Converts a list of (index, score) tuples into dictionaries containing detailed feature information including names and types.
Parameters
- indices_scoresList[Tuple[int, float]]
List of (feature_index, importance_score) tuples
- feature_metadatalist or None
Feature metadata from pipeline for name mapping
Returns
- List[Dict[str, Any]]
List of feature info dictionaries with names and metadata
Examples
>>> formatted = TopFeaturesHelper.format_features_with_names( ... [(42, 0.85), (15, 0.72)], metadata ... ) >>> print(formatted[0]["feature_name"]) # "CA_distance_ALA_15_GLU_89" >>> print(formatted[0]["importance_score"]) # 0.85
- static get_top_features_with_names(pipeline_data: PipelineData, fi_data: FeatureImportanceData, comparison_identifier: str | None = None, n: int = 10) List[Dict[str, Any]]

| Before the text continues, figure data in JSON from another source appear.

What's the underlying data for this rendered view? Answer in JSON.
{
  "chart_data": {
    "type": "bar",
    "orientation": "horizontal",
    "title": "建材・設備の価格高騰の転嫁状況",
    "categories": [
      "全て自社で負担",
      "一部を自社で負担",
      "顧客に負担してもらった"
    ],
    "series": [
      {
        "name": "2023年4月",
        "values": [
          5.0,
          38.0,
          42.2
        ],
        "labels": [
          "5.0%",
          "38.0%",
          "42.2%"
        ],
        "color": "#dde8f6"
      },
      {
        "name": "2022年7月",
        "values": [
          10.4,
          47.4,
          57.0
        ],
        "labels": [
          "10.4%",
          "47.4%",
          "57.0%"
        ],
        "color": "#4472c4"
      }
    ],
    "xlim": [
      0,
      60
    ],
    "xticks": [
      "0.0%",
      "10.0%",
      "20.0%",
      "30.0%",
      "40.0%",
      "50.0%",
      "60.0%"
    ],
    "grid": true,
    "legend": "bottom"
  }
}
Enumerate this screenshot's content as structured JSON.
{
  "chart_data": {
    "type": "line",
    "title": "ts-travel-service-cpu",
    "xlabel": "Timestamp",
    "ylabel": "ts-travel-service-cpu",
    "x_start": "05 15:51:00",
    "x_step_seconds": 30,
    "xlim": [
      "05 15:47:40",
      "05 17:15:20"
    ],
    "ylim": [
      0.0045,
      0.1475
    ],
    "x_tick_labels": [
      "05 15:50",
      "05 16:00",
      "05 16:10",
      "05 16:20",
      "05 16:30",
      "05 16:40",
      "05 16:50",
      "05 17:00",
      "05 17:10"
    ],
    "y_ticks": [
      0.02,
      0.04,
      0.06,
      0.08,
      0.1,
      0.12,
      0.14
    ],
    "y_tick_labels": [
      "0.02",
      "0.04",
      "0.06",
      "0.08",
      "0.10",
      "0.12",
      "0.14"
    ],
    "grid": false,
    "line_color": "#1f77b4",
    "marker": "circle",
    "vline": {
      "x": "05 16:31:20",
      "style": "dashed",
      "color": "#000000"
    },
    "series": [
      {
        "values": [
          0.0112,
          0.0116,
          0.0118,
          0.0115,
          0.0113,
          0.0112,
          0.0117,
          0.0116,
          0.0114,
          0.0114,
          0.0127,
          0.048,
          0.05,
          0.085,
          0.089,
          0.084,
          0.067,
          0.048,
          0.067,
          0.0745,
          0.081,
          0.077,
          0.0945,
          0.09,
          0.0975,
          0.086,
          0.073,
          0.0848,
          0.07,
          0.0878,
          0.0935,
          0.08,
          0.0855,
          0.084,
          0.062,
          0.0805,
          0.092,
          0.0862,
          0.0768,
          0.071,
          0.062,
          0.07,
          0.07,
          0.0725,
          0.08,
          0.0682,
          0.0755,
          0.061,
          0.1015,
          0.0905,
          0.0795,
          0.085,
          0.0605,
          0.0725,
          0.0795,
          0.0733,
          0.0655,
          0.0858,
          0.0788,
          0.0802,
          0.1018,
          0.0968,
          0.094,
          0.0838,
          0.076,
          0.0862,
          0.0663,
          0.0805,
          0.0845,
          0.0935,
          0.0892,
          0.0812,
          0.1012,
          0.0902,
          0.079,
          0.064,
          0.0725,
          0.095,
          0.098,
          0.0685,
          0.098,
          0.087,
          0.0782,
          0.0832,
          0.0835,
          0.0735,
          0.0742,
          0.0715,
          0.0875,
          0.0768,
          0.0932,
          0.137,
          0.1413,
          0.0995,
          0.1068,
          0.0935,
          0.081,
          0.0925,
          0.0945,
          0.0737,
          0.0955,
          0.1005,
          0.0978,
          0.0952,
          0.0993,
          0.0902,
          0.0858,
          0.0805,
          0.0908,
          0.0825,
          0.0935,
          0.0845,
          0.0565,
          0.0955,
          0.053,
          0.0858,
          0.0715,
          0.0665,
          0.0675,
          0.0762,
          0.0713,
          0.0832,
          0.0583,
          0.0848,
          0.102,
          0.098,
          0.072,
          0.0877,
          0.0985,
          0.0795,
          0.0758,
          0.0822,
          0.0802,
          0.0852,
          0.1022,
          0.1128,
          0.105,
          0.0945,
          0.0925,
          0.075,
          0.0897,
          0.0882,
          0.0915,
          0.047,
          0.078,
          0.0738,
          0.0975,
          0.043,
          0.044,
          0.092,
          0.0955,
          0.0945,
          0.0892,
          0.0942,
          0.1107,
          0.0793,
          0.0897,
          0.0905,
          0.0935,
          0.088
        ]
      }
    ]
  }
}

Get top features with complete name mapping and formatting.
Complete method that extracts top features, retrieves metadata, and formats the results with human-readable names and types. Uses central utils.top_features_utils to avoid code redundancy.
Parameters
- pipeline_dataPipelineData
Pipeline data object containing metadata
- fi_dataFeatureImportanceData
Feature importance data object
- comparison_identifierstr, optional
Specific sub-comparison to get features from. If None, returns average across all sub-comparisons.
- nint, default=10
Number of top features to return
Returns
- List[Dict[str, Any]]
List of dictionaries with complete feature information
Examples
>>> # Get top features for specific comparison >>> top_features = TopFeaturesHelper.get_top_features_with_names( ... pipeline_data, fi_data, "folded_vs_rest", 5 ... )
>>> # Get top features averaged across all comparisons >>> top_features = TopFeaturesHelper.get_top_features_with_names( ... pipeline_data, fi_data, n=10 ... )
Notes
Delegates to central TopFeaturesUtils.get_top_features_with_names() to maintain consistency and avoid code duplication across modules.